Dietary chromium effects on tissue chromium concentrations and chromium absorption in rats

Chromium (Cr) absorption is low (<1%) and there is a need to find Cr compounds that are absorbed better than inorganic Cr salts. Therefore, the incorporation of nine different chromium (Cr) compounds on tissue Cr concentration of 6-week male Wistar rats was investigated. Chromium compounds tested were Cr chloride (Cr chloride), Cr acetate (Cr acetate), Cr potassium sulfate (CrAlum), Cr trihistidine (Cr histidine), Cr triglycine (Cr glycine), Cr trinicotinic acid (CrNA), Cr dinicotinic acid dihistidine (CrNA-HIS), Cr tripicolinic acid (Cr picolinate), and Cr dinicotinic acid diglycine cysteine glutamic acid (CrNA-AA). Complexes were fed to weanling rats for 3 weeks at 5,000 ng of Cr/g of diet. Basal control diet was a cornstarch-based diet containing 30 ng Cr/g. Chromium incorporation into the kidney was greatest for CrNA-AA complex (850 ng/g dry wt) followed by CrAlum (407 ng/g), Cr acetate (397), CrNA-HIS (394), Cr picolinate (368), Cr glycine (343), Cr nicotinate (166), Cr chloride (74), CrHIS (49), and control (23 ng/g).
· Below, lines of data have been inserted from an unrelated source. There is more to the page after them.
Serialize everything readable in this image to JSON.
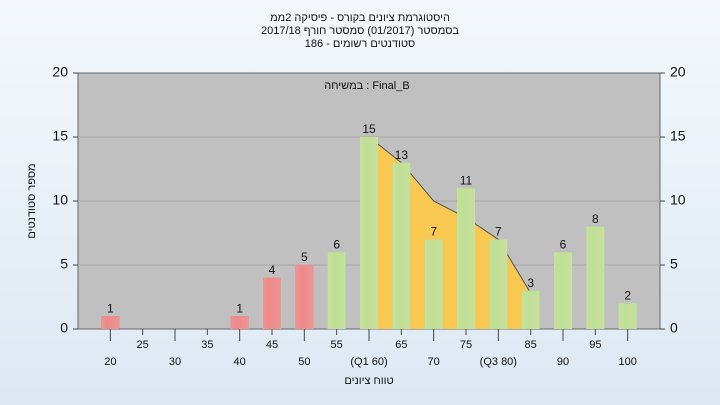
{
  "chart_data": {
    "type": "bar",
    "title": [
      "היסטוגרמת ציונים בקורס - פיסיקה 2ממ",
      "בסמסטר  (01/2017)  סמסטר חורף 2017/18",
      "סטודנטים רשומים - 186"
    ],
    "annotation": "במשיחה : Final_B",
    "y_label": "מספר סטודנטים",
    "x_label": "טווח ציונים",
    "x": [
      20,
      25,
      30,
      35,
      40,
      45,
      50,
      55,
      60,
      65,
      70,
      75,
      80,
      85,
      90,
      95,
      100
    ],
    "values": [
      1,
      0,
      0,
      0,
      1,
      4,
      5,
      6,
      15,
      13,
      7,
      11,
      7,
      3,
      6,
      8,
      2
    ],
    "colors": [
      "#e02828",
      "#e02828",
      "#e02828",
      "#e02828",
      "#e02828",
      "#e02828",
      "#e02828",
      "#8cc43c",
      "#8cc43c",
      "#8cc43c",
      "#8cc43c",
      "#8cc43c",
      "#8cc43c",
      "#8cc43c",
      "#8cc43c",
      "#8cc43c",
      "#8cc43c"
    ],
    "area": {
      "x": [
        60,
        65,
        70,
        75,
        80,
        85
      ],
      "values": [
        15,
        13,
        10,
        8.7,
        7,
        2.8
      ],
      "color": "#f8c850"
    },
    "xlim": [
      15,
      105
    ],
    "xticks": [
      20,
      25,
      30,
      35,
      40,
      45,
      50,
      55,
      {
        "value": 60,
        "label": "(Q1 60)"
      },
      65,
      70,
      75,
      {
        "value": 80,
        "label": "(Q3 80)"
      },
      85,
      90,
      95,
      100
    ],
    "ylim": [
      0,
      20
    ],
    "yticks": [
      0,
      5,
      10,
      15,
      20
    ],
    "y2lim": [
      0,
      20
    ],
    "y2ticks": [
      0,
      5,
      10,
      15,
      20
    ],
    "grid": true
  }
}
Chromium concentration of the liver was greatest for the Cr picolinate compound (50 ng/g) followed by CrNA-AA and Cr acetate. Liver Cr concentrations of remaining complexes were not significantly different from those of the control animals that received no added Cr. Chromium concentrations were significantly greater in the kidney than those for the liver, spleen, heart, lungs, and gastrocnemius muscle. Supplemental Cr did not affect tissue zinc and copper but did alter tissue iron concentrations. Absorption of radioactive forms of Cr did not explain the differences in tissue Cr concentrations. Chromium absorption after 4 hours and retention after 24 hours were not significantly different for the forms of Cr tested. These data demonstrate that Cr concentrations are greatest in the kidney and that the form of dietary Cr significantly affects tissue Cr concentrations. Absorption of Cr does not correlate with tissue Cr concentrations and blood Cr is not in equilibrium with tissue Cr stores. © 1996 Wiley-Liss, Inc. This article is a U.S. Government work and, as such, is in the public domain in the United States of America.